Business adjustments and new directions were constantly being formulated on the fly, she says, which made catching up critically important.
“[It was about] all these government programs and trying to decipher that because the information wasn’t presented all at once. It was this little trickle of information: ‘Here’s the program’ but there’s no details and ‘Here’s another program’ and there’s no details. We would write newsletters and blogs and while I’m on the phone with a client or after the article’s been written, and we’re just processing it to send out, another announcement would come in and change completely the conversation that we just had or the newsletter would be published and it’s already out of date,” says Pau.
One consideration for employers and HR is just because they have the right to do something doesn’t mean it’s the right thing to do, she says.
“You, as an employer, have a right to ask employees to come into the office once things settle down and businesses are reopening… But is it the right thing to do? If they’re afraid, if they don’t want to hop on a bus, if they can do their jobs from home, why not let them work from home?” she says.
“[It’s about] encouraging clients and business owners and managers to just think outside their normal paradigm and be flexible and be really compassionate when they didn’t necessarily want to.”
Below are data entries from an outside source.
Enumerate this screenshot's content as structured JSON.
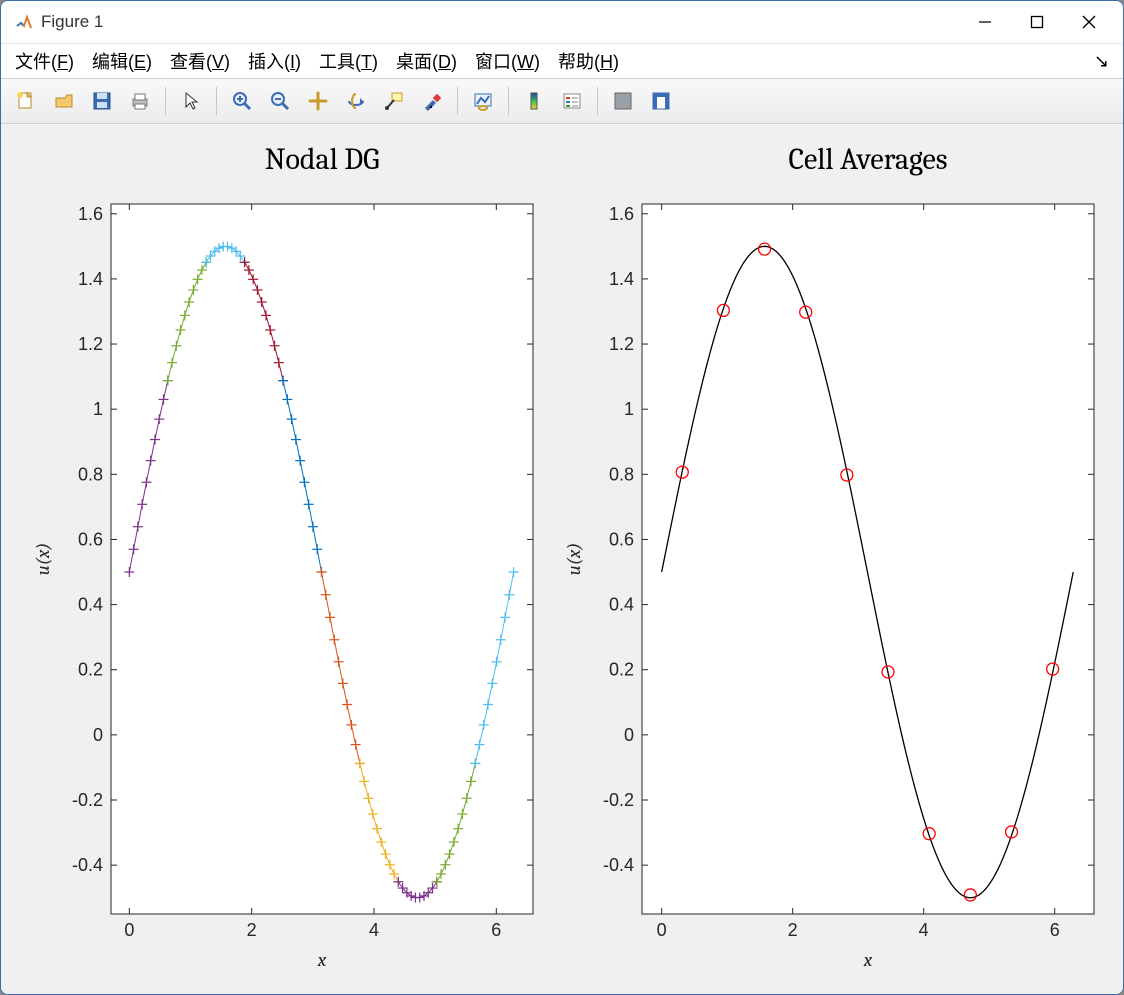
{
  "window": {
    "title": "Figure 1"
  },
  "menus": [
    {
      "label": "文件",
      "mn": "F"
    },
    {
      "label": "编辑",
      "mn": "E"
    },
    {
      "label": "查看",
      "mn": "V"
    },
    {
      "label": "插入",
      "mn": "I"
    },
    {
      "label": "工具",
      "mn": "T"
    },
    {
      "label": "桌面",
      "mn": "D"
    },
    {
      "label": "窗口",
      "mn": "W"
    },
    {
      "label": "帮助",
      "mn": "H"
    }
  ],
  "toolbar": [
    {
      "name": "new-figure-icon",
      "kind": "new"
    },
    {
      "name": "open-icon",
      "kind": "open"
    },
    {
      "name": "save-icon",
      "kind": "save"
    },
    {
      "name": "print-icon",
      "kind": "print"
    },
    {
      "sep": true
    },
    {
      "name": "pointer-icon",
      "kind": "pointer"
    },
    {
      "sep": true
    },
    {
      "name": "zoom-in-icon",
      "kind": "zoomin"
    },
    {
      "name": "zoom-out-icon",
      "kind": "zoomout"
    },
    {
      "name": "pan-icon",
      "kind": "pan"
    },
    {
      "name": "rotate3d-icon",
      "kind": "rotate3d"
    },
    {
      "name": "datatip-icon",
      "kind": "datatip"
    },
    {
      "name": "brush-icon",
      "kind": "brush"
    },
    {
      "sep": true
    },
    {
      "name": "link-icon",
      "kind": "link"
    },
    {
      "sep": true
    },
    {
      "name": "colorbar-icon",
      "kind": "colorbar"
    },
    {
      "name": "legend-icon",
      "kind": "legend"
    },
    {
      "sep": true
    },
    {
      "name": "hide-plot-tools-icon",
      "kind": "hidetools"
    },
    {
      "name": "show-plot-tools-icon",
      "kind": "showtools"
    }
  ],
  "chart_data": [
    {
      "type": "line",
      "title": "Nodal DG",
      "xlabel": "x",
      "ylabel": "u(x)",
      "xlim": [
        -0.3,
        6.6
      ],
      "xticks": [
        0,
        2,
        4,
        6
      ],
      "ylim": [
        -0.55,
        1.63
      ],
      "yticks": [
        -0.4,
        -0.2,
        0,
        0.2,
        0.4,
        0.6,
        0.8,
        1,
        1.2,
        1.4,
        1.6
      ],
      "segments": 10,
      "nodes_per_segment": 10,
      "domain": [
        0,
        6.2832
      ],
      "function": "0.5 + sin(x)",
      "marker": "+",
      "segment_colors": [
        "#7e2f8e",
        "#77ac30",
        "#4dbeee",
        "#a2142f",
        "#0072bd",
        "#d95319",
        "#edb120",
        "#7e2f8e",
        "#77ac30",
        "#4dbeee"
      ]
    },
    {
      "type": "line",
      "title": "Cell Averages",
      "xlabel": "x",
      "ylabel": "u(x)",
      "xlim": [
        -0.3,
        6.6
      ],
      "xticks": [
        0,
        2,
        4,
        6
      ],
      "ylim": [
        -0.55,
        1.63
      ],
      "yticks": [
        -0.4,
        -0.2,
        0,
        0.2,
        0.4,
        0.6,
        0.8,
        1,
        1.2,
        1.4,
        1.6
      ],
      "continuous_curve": {
        "domain": [
          0,
          6.2832
        ],
        "function": "0.5 + sin(x)",
        "color": "#000000"
      },
      "averages": {
        "x": [
          0.3142,
          0.9425,
          1.5708,
          2.1991,
          2.8274,
          3.4558,
          4.0841,
          4.7124,
          5.3407,
          5.969
        ],
        "y": [
          0.8067,
          1.3034,
          1.4914,
          1.298,
          0.7979,
          0.1933,
          -0.3034,
          -0.4914,
          -0.298,
          0.2021
        ],
        "marker": "o",
        "marker_color": "#ff0000"
      }
    }
  ]
}
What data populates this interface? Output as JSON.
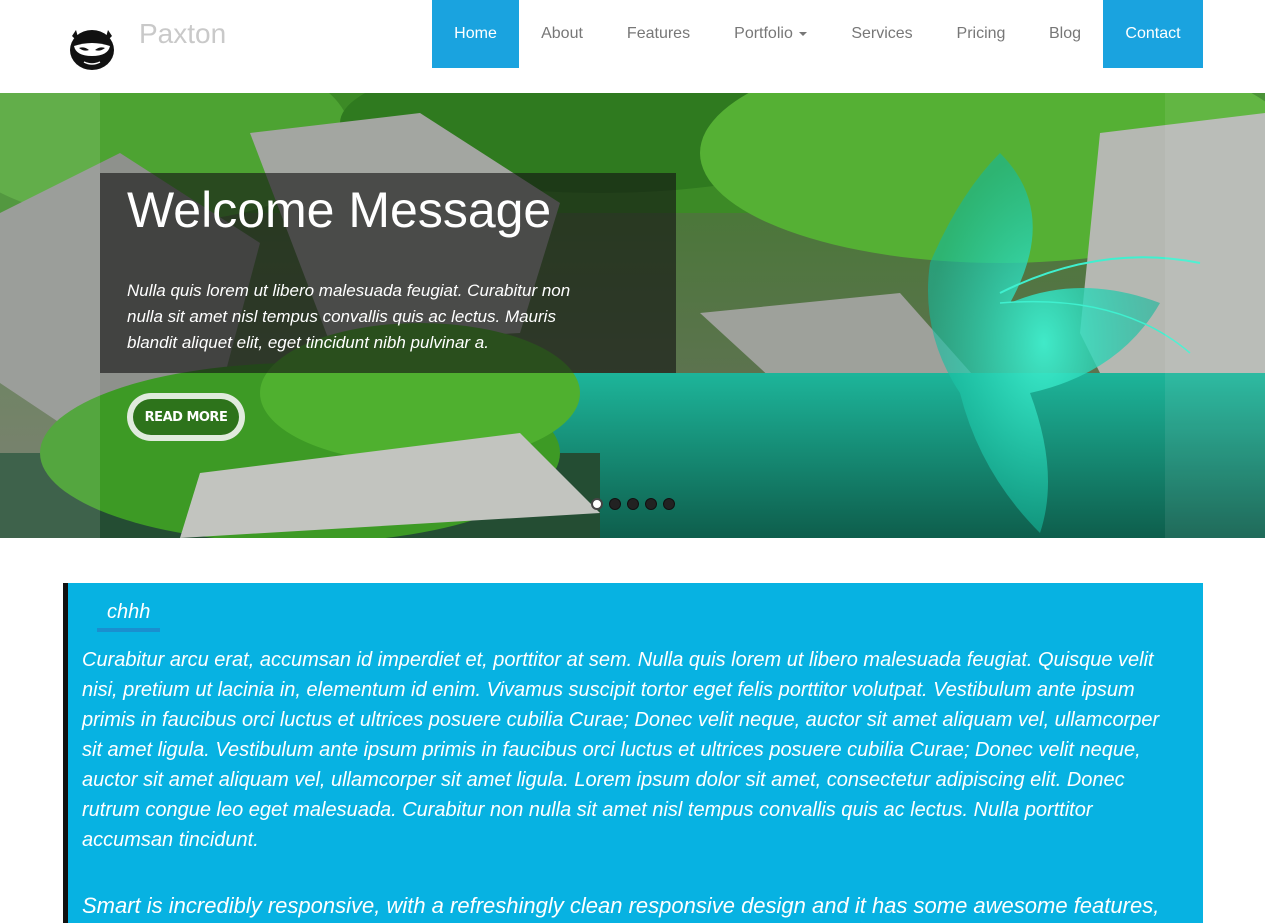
{
  "brand": {
    "name": "Paxton",
    "logo_icon": "ninja-mask-icon"
  },
  "nav": {
    "items": [
      {
        "label": "Home",
        "active": true
      },
      {
        "label": "About",
        "active": false
      },
      {
        "label": "Features",
        "active": false
      },
      {
        "label": "Portfolio",
        "active": false,
        "dropdown": true
      },
      {
        "label": "Services",
        "active": false
      },
      {
        "label": "Pricing",
        "active": false
      },
      {
        "label": "Blog",
        "active": false
      },
      {
        "label": "Contact",
        "active": true
      }
    ],
    "accent_color": "#1aa3df"
  },
  "hero": {
    "title": "Welcome Message",
    "text": "Nulla quis lorem ut libero malesuada feugiat. Curabitur non nulla sit amet nisl tempus convallis quis ac lectus. Mauris blandit aliquet elit, eget tincidunt nibh pulvinar a.",
    "button_label": "Read More",
    "slides": 5,
    "active_slide": 1
  },
  "content": {
    "title": "chhh",
    "paragraph": "Curabitur arcu erat, accumsan id imperdiet et, porttitor at sem. Nulla quis lorem ut libero malesuada feugiat. Quisque velit nisi, pretium ut lacinia in, elementum id enim. Vivamus suscipit tortor eget felis porttitor volutpat. Vestibulum ante ipsum primis in faucibus orci luctus et ultrices posuere cubilia Curae; Donec velit neque, auctor sit amet aliquam vel, ullamcorper sit amet ligula. Vestibulum ante ipsum primis in faucibus orci luctus et ultrices posuere cubilia Curae; Donec velit neque, auctor sit amet aliquam vel, ullamcorper sit amet ligula. Lorem ipsum dolor sit amet, consectetur adipiscing elit. Donec rutrum congue leo eget malesuada. Curabitur non nulla sit amet nisl tempus convallis quis ac lectus. Nulla porttitor accumsan tincidunt.",
    "paragraph2": "Smart is incredibly responsive, with a refreshingly clean responsive design and it has some awesome features,",
    "background_color": "#07b2e2"
  }
}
To meet the new reality, new areas of learning and education should be undertaken by HR professionals, she says.
“There’s going to be a lot of legal ramifications for employers if they don’t do things right or well, so certainly [it’s about] getting up to speed on that, whether it’s attending legal webinars or conferences… you have to still run a business but now you’ve got this complexity of COVID on top of it.”
Cissy Pau
And as 2021 inches ever closer, one major area to be addressed is helping employees cope, says Pau.
“Companies are doing the best that they can but you can always do better. We’re just scratching the surface in terms of people dealing with mental health struggles. The anxiety of the last six months, it wears on you and now we’re heading into the winter and the gloomier season and rainier weather, there’s going to be a need for more of that support and I don’t know how well companies are equipped for that.”
Return to work will become the thing that many HR departments are considering but the workforce’s state of mind will have to be considered, while many says that HR is “ripe for reinvention,” according to a survey.